La identificación con los débiles y desdichados va de la mano con la enemiga hacia quienes abusan de su poder. Lázaro arremete contra “el avariento ciego y el malaventurado mezquino clérigo” que lo maltratan y le niegan la comida que a ellos les sobra. A “los que heredaron nobles estados” proclama nada se les debe. Es que no cree en los dogmas voceados por la sociedad y se deja guiar sólo por un elemental sentido de humanidad y un cristianismo sin más precepto que la caridad. Los biempensantes creerán lo que se les antoje, pero ningún principio vale fuera de cada camisa, es decir, si no se sustancia en beneficio de los individuos concretos.
“¿Las cosas de la honra, en que el día de hoy está todo el caudal de los hombres de bien?”. ¿El medro que viene de un “oficio real” en la administración? A Lázaro le da igual lo que opinen de su matrimonio con la criada del Arcipreste y de su modesta función de pregonero. Bien están, para quien tantas miserias ha padecido por los caminos. ¿Que la óptica común lo mira como a un bicho? Quizá. Pero una higa para la óptica común. Inútil cualquier pretensión de universalizar los grandes ideales más allá de las personas. No hay valores: hay vidas, hombres, sentimientos. Ese relativismo escéptico es también un humanismo y la verdad última de Lázaro de Tormes.
Que el Lazarillo es enormemente divertido, una maravilla de ingenio y buen humor, nadie podría no percibirlo. Salta a la vista la gracia de las situaciones y de los comentarios que las puntean, por más que la sabiduría lingüística y el don de polisemia del apócrifo autor sean tan prodigiosos, que a mí me ha llevado medio siglo pillar ciertos juegos de palabras. Nadie podría tampoco no disfrutar la destreza y variedad de recursos que el escritor despliega en el arte de narrar, ya se trate de articular una serie de estampas en apariencia sueltas (los lances con el ciego), ya de graduar magistralmente en ritmo y clímax una acción única, en un escenario casi desnudo (la casa del cura), o de contar lo que no se cuenta, antes bien precisamente lo que se niega (el lío del Arcipreste con la mujer de Lázaro).

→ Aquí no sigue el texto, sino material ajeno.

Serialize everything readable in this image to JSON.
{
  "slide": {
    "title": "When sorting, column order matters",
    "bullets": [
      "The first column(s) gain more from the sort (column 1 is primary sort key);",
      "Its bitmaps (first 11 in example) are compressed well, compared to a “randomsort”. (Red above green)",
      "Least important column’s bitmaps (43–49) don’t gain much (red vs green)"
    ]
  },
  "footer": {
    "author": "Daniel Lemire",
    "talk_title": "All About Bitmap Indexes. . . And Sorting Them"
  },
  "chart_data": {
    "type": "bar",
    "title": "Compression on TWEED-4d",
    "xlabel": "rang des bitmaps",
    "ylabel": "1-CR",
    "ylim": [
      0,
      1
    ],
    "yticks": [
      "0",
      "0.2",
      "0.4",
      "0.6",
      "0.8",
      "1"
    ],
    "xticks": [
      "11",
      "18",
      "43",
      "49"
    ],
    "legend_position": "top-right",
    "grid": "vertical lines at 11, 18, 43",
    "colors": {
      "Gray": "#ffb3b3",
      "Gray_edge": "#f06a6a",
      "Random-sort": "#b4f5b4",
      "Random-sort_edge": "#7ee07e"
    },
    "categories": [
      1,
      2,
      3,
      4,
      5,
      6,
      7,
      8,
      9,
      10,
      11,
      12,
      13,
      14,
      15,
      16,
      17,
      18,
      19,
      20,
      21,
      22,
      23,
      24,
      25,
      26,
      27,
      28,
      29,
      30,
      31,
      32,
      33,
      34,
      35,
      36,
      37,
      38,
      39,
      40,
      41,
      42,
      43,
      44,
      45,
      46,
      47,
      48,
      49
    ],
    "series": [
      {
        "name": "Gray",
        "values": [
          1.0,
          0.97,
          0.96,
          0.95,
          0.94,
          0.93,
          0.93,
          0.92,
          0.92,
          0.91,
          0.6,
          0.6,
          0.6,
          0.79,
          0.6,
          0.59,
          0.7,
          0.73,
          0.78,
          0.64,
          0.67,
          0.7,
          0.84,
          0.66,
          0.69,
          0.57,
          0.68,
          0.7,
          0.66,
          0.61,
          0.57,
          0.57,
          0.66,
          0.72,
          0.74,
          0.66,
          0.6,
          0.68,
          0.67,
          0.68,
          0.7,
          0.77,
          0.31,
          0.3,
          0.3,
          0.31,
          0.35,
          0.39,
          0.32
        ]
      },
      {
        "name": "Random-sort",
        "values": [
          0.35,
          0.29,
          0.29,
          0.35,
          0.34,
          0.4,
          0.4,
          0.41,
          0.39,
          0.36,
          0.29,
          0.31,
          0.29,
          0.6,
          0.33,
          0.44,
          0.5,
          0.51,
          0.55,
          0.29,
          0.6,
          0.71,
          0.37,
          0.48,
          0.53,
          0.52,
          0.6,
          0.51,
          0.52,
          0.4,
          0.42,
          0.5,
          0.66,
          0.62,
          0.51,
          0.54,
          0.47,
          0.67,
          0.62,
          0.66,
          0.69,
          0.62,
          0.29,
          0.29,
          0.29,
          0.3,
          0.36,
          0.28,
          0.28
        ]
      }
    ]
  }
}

Pero acaso la misma agilidad del relato y la frescura de estilo han encubierto que el Lazarillo, a todos los propósitos, tiene una riqueza significativa, una profundidad humana y una fuerza emotiva no ya equiparables sino harto superiores a las del Tartufo y el Cyrano que Naipaul conoció también en el colegio y que nunca fueron rechazados por un director de los Penguin Classics.